KAYNAK: PSİKOLOJİ TARİHİ
ORAL DÖNEM (0-1.5 YAŞ): Psikoseksüel Gelişim Döneminin ilk aşaması, doğumdan bir yaşına kadar uzanan, bebeğin ağzının, annenin göğsünde beslenme zevkinden ve çevrelerinin sözlü keşfinden, yani nesneleri ağza yerleştirme eğiliminden kaynaklanan libidinal hazzın odak noktası olduğu oral aşamadır. Çocuk, bir şeyleri ağzına emmenin ve kabul etmenin içsel zevkiyle emzirmeye odaklanır. İd baskındır, çünkü ne ego ne de süper ego henüz tam olarak gelişmemiştir ve bebeğin kişiliği başka ifadeyle kkimliği olmadığı için her eylem haz ilkesine dayanır. Bununla birlikte, çocuksu ego sözlü aşamada oluşuyor; oluşumuna iki faktör katkıda bulunur: bir beden imajı geliştirirken, dış dünyadan ayrıdırlar, örneğin çocuk vücuduna uygulandığında acıyı anlar, böylece vücut ve çevre arasındaki fiziksel sınırları belirler; gecikmiş haz yaşamak, belirli davranışların bazı ihtiyaçları karşıladığının anlaşılmasına yol açar, örneğin ağlamak belirli ihtiyaçları tatmin eder. Annede sütten kesme, bebeğin psikoseksüel gelişiminin oral evresindeki en önemli deneyimdir, annenin göğsünde beslenmenin fiziksel yakınlığını kaybetmenin bir sonucu olarak ilk kayıp hissi.

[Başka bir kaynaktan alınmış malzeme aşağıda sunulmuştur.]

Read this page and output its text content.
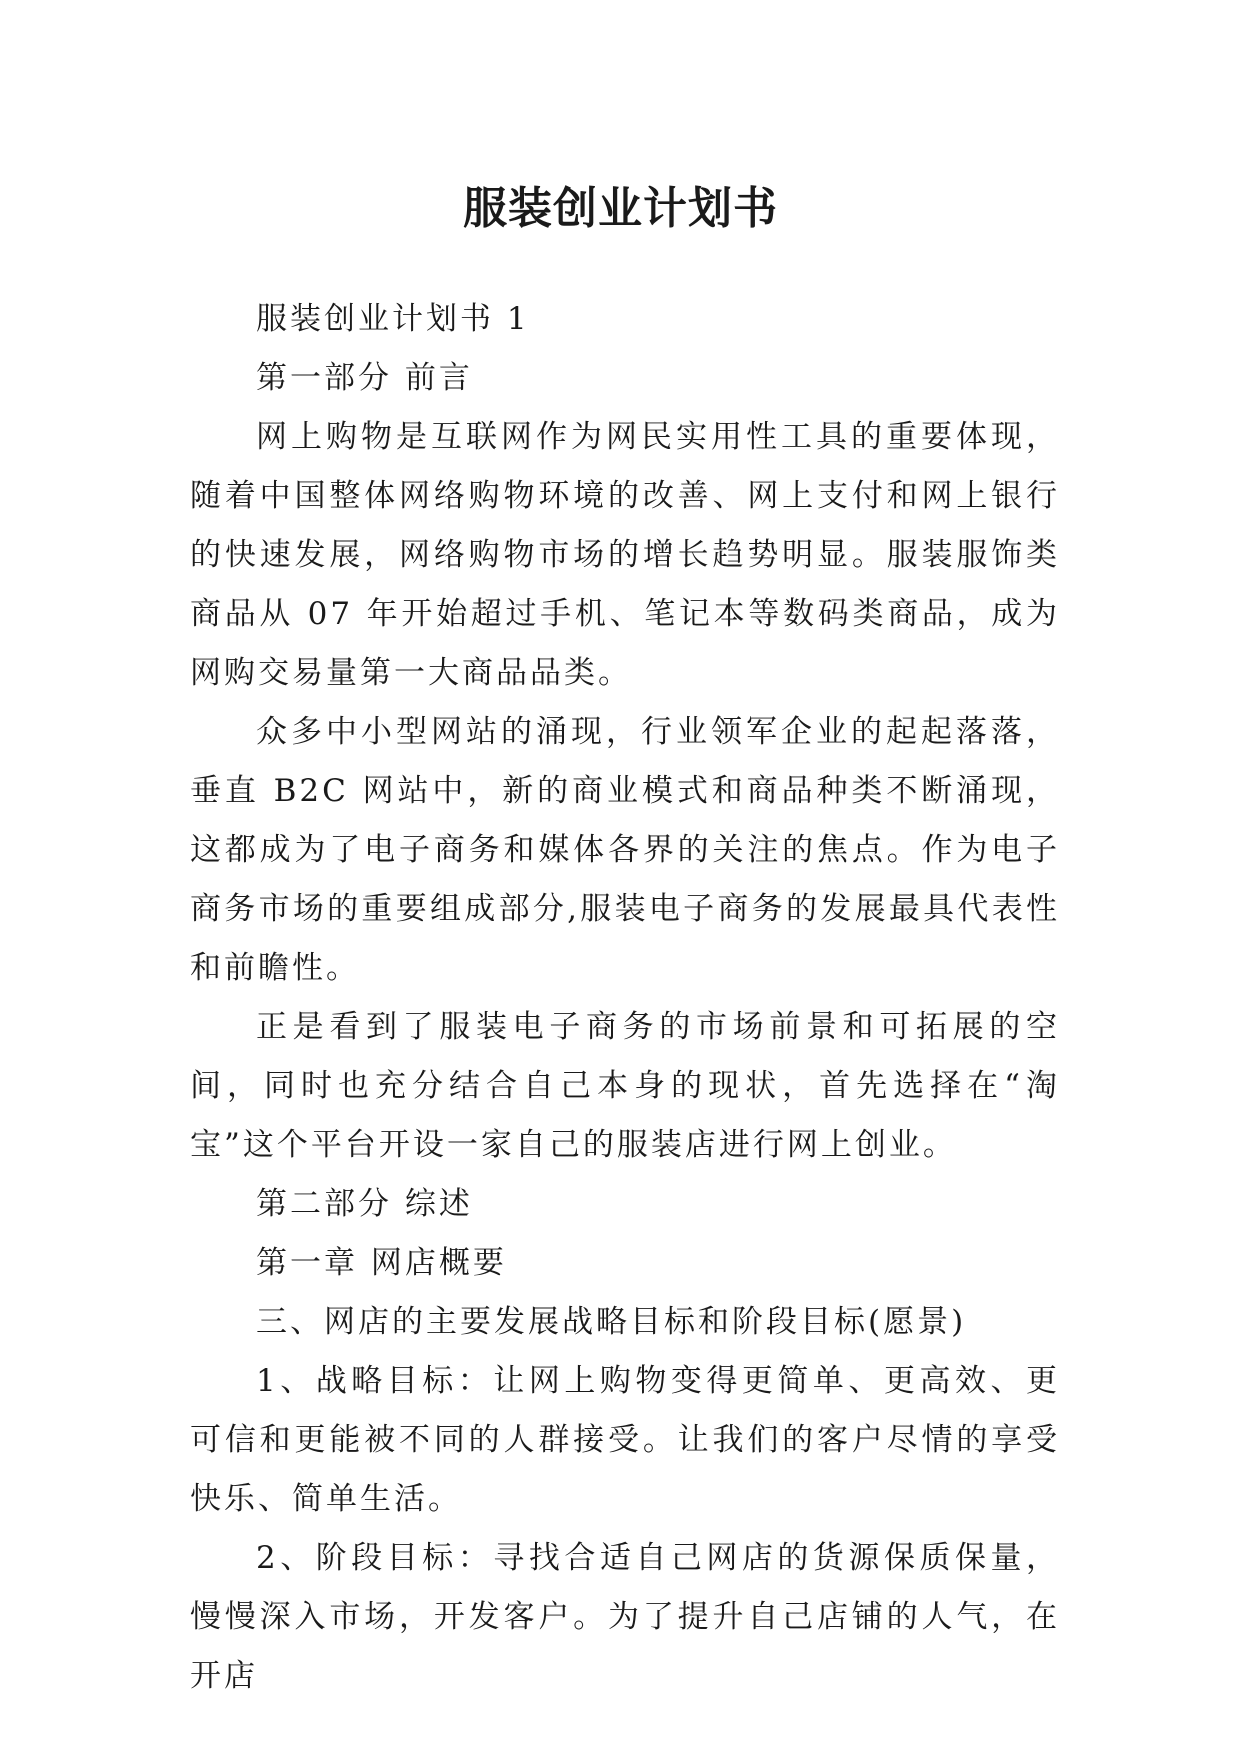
服装创业计划书

服装创业计划书 1

第一部分 前言

网上购物是互联网作为网民实用性工具的重要体现，随着中国整体网络购物环境的改善、网上支付和网上银行的快速发展，网络购物市场的增长趋势明显。服装服饰类商品从 07 年开始超过手机、笔记本等数码类商品，成为网购交易量第一大商品品类。

众多中小型网站的涌现，行业领军企业的起起落落，垂直 B2C 网站中，新的商业模式和商品种类不断涌现，这都成为了电子商务和媒体各界的关注的焦点。作为电子商务市场的重要组成部分,服装电子商务的发展最具代表性和前瞻性。

正是看到了服装电子商务的市场前景和可拓展的空间，同时也充分结合自己本身的现状，首先选择在“淘宝”这个平台开设一家自己的服装店进行网上创业。

第二部分 综述

第一章 网店概要

三、网店的主要发展战略目标和阶段目标(愿景)

1、战略目标：让网上购物变得更简单、更高效、更可信和更能被不同的人群接受。让我们的客户尽情的享受快乐、简单生活。

2、阶段目标：寻找合适自己网店的货源保质保量，慢慢深入市场，开发客户。为了提升自己店铺的人气，在开店
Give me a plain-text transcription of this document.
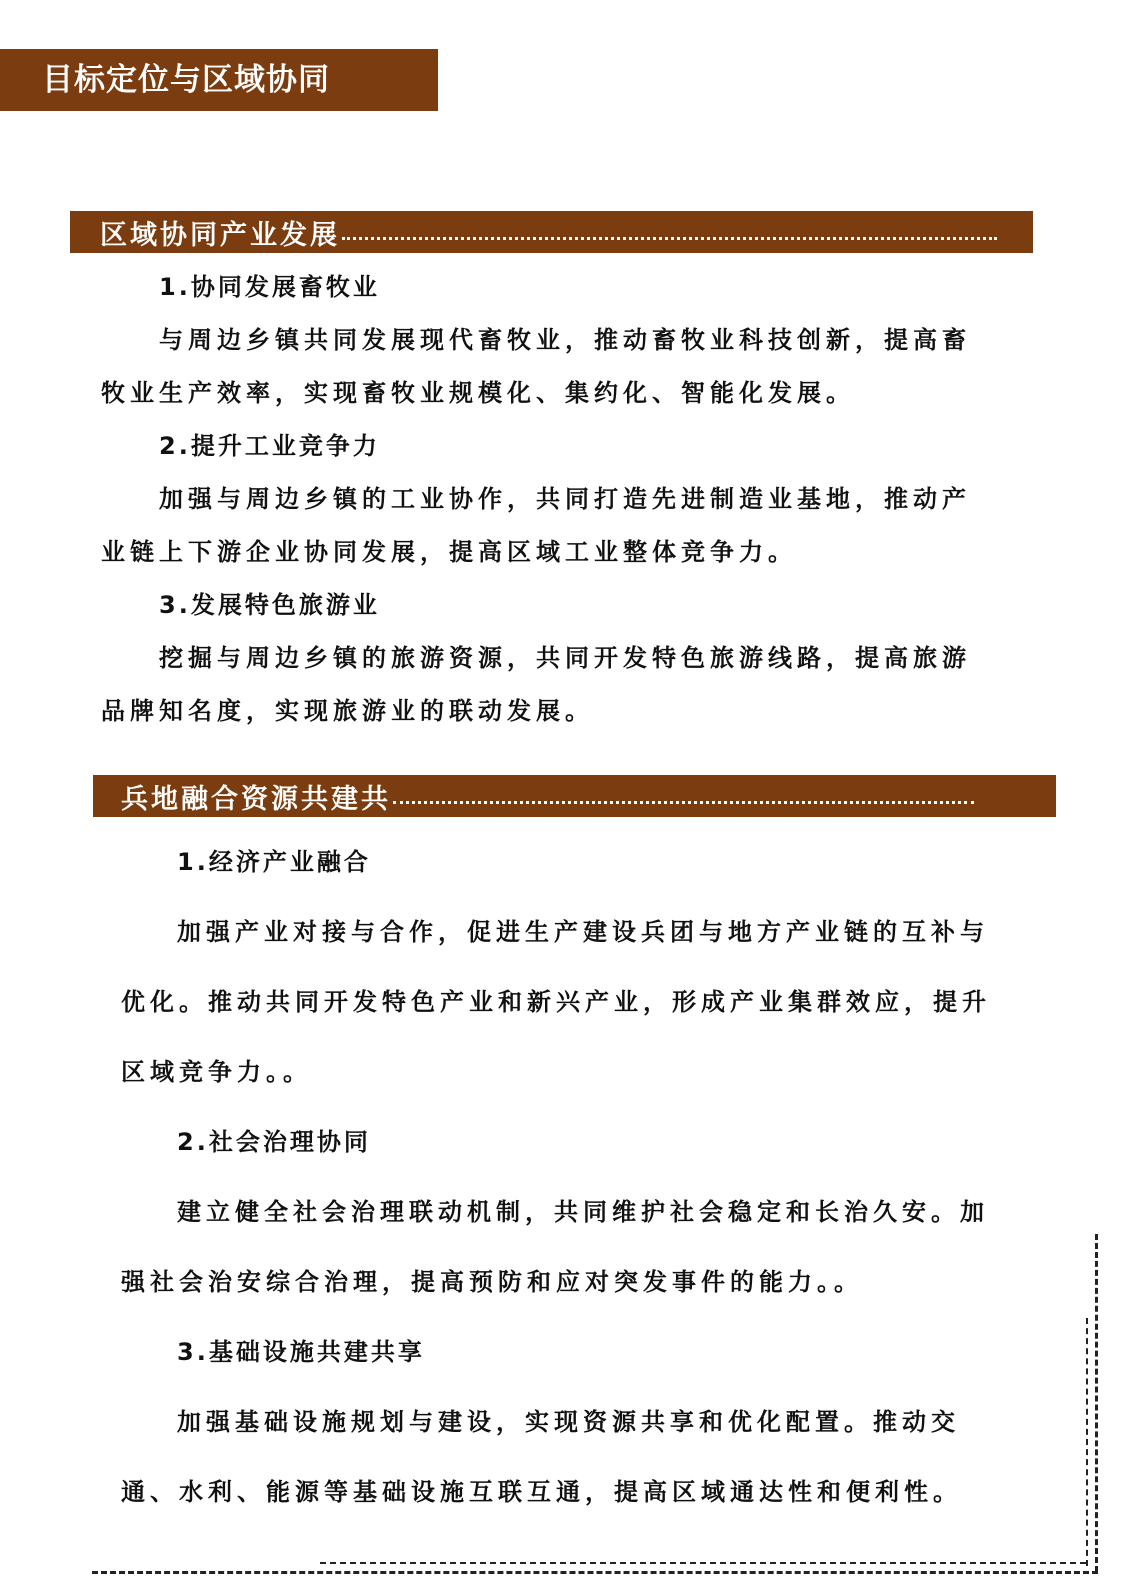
目标定位与区域协同
区域协同产业发展

1.协同发展畜牧业

与周边乡镇共同发展现代畜牧业，推动畜牧业科技创新，提高畜牧业生产效率，实现畜牧业规模化、集约化、智能化发展。

2.提升工业竞争力

加强与周边乡镇的工业协作，共同打造先进制造业基地，推动产业链上下游企业协同发展，提高区域工业整体竞争力。

3.发展特色旅游业

挖掘与周边乡镇的旅游资源，共同开发特色旅游线路，提高旅游品牌知名度，实现旅游业的联动发展。

兵地融合资源共建共

1.经济产业融合

加强产业对接与合作，促进生产建设兵团与地方产业链的互补与优化。推动共同开发特色产业和新兴产业，形成产业集群效应，提升区域竞争力。。

2.社会治理协同

建立健全社会治理联动机制，共同维护社会稳定和长治久安。加强社会治安综合治理，提高预防和应对突发事件的能力。。

3.基础设施共建共享

加强基础设施规划与建设，实现资源共享和优化配置。推动交通、水利、能源等基础设施互联互通，提高区域通达性和便利性。
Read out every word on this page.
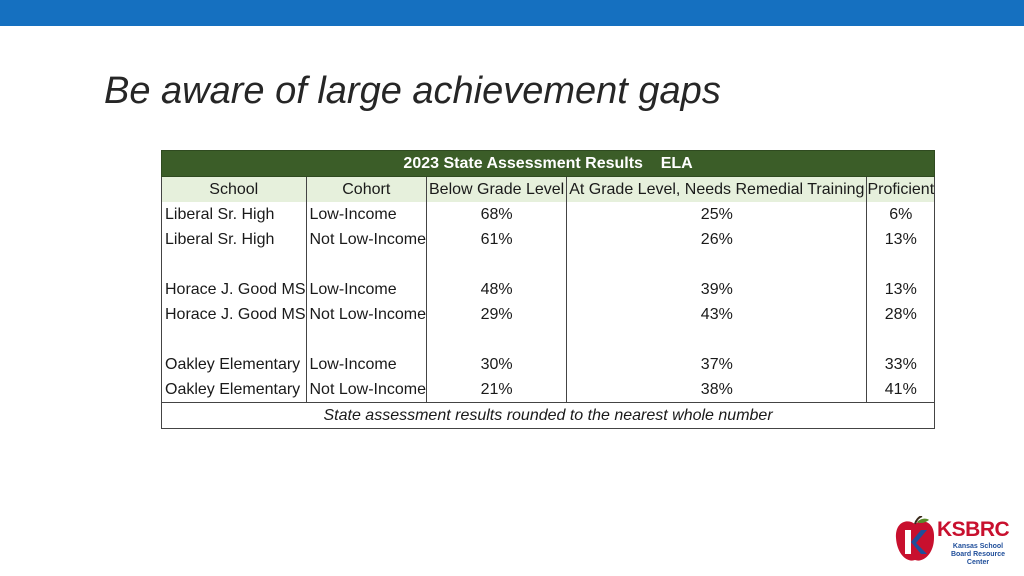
Be aware of large achievement gaps
2023 State Assessment Results    ELA				
School	Cohort	Below Grade Level	At Grade Level, Needs Remedial Training	Proficient
Liberal Sr. High	Low-Income	68%	25%	6%
Liberal Sr. High	Not Low-Income	61%	26%	13%

Horace J. Good MS	Low-Income	48%	39%	13%
Horace J. Good MS	Not Low-Income	29%	43%	28%

Oakley Elementary	Low-Income	30%	37%	33%
Oakley Elementary	Not Low-Income	21%	38%	41%
State assessment results rounded to the nearest whole number				
KSBRC
Kansas School Board Resource Center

Çocuk sadece emzirmenin duyusal zevklerinden değil, aynı zamanda bakılmanın, annelik yapmanın ve kucağa alınmanın psikolojik zevkinden de mahrumdur. Yine de sütten kesme, bebeğin çevreyi kontrol etmediğine dair öz farkındalığını arttırır ve böylece gecikmiş hazzı öğrenir, bu da bağımsızlık benliğin sınırlarının farkındalığı ve güven doyuma yol açan davranışlar kapasitelerinin oluşmasına yol açar. Yine de, sözlü aşamanın engellenmesi, arzunun çok fazla veya çok az tatmini, egosal formasyonun bir sonucu olarak manipülatif bir kişilikte kendini gösteren pasiflik, saflık, olgunlaşmamışlık, gerçekçi olmayan iyimserlik ile karakterize edilen bir oral aşama saplantısına yol açabilir. Çok fazla tatmin durumunda, çocuk çevreyi kontrol etmediğini ve tatminin her zaman hemen olmadığını öğrenmez, böylece olgunlaşmamış bir kişilik oluşturur. Çok az tatmin durumunda, bebek, tatmin edici davranışı üretmesine rağmen, tatminin gelmediğini öğrendiğinde pasif hale gelebilir.